Channel 4 can’t afford Carol Vorderman and says it needs more cash for its public service remit. Nonsense, writes Neil Midgley: it is mass-market television that needs help
Carol Vorderman has, apparently, become too expensive for Channel 4’s game show Countdown. Gone are the carefree days when Channel 4 could afford to poach Paul O’Grady from ITV to chase teatime ratings. Now, says C4 chief executive Andy Duncan, it can only fulfil its public service remit if someone — most likely Gordon Brown — gives it a new £150 million a year subsidy. Similar bleatings come from senior BBC executives when- ever the future of the licence fee is discussed (despite the fact that the BBC can evidently afford £6 million a year for Jonathan Ross). Yet the BBC and Channel 4 — both publicly owned — rake in £4 billion a year between them, and the licence fee is guaranteed until 2013. It is ludicrous for their millionaire bosses to claim that public service broadcasting is in any danger in the UK. What is in mortal peril, as eyeballs and advertising revenue both migrate to the internet, is the future of mass-market commercial television. For, say, ITV, even a mathematician like Vorderman will soon find it hard to make the numbers add up.

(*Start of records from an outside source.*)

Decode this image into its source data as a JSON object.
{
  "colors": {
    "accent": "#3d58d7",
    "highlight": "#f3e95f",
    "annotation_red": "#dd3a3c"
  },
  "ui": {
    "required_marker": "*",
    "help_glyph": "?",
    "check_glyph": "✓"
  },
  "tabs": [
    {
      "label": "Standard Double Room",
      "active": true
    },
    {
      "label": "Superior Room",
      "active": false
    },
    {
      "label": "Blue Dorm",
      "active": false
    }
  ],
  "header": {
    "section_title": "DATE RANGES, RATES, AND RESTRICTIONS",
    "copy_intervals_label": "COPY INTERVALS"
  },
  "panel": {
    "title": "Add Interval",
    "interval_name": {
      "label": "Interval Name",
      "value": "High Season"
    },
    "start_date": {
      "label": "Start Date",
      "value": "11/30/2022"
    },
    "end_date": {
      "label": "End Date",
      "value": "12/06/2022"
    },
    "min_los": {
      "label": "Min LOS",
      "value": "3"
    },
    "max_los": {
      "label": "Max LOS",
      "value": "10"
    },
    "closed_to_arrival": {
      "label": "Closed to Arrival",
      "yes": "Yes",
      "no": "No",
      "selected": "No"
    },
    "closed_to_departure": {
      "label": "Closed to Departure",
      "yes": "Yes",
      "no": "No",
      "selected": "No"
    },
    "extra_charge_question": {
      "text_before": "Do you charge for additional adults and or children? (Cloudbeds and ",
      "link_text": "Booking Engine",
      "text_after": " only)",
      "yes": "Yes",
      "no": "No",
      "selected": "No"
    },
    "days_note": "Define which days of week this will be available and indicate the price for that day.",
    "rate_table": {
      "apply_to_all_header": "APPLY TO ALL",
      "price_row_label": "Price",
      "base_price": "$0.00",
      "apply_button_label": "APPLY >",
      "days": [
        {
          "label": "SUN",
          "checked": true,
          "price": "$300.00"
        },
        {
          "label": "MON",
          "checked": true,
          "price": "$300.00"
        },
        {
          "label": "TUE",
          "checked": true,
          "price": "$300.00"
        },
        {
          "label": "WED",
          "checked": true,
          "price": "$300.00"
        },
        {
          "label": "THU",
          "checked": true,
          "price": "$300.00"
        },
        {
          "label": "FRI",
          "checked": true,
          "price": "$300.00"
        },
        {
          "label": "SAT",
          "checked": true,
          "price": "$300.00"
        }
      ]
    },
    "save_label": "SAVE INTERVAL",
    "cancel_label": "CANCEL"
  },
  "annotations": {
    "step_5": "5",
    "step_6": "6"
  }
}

Traditional British television faces an uncertain future. As digital switchover approaches and people spend more time online, more TV channels are competing for fewer viewers. In this rapidly changing business, only one thing is for sure: public service broadcasting (PSB) is in no imminent danger of extinction. The BBC has a guaranteed income of well over £3 billion a year until at least 2013 and Channel 4 has an annual programme budget of over £600 million. Yet the Culture Secretary Andy Burnham and Ofcom chief executive Ed Richards worry vocally that the digital world will see a loss of ‘plurality’ in PSB.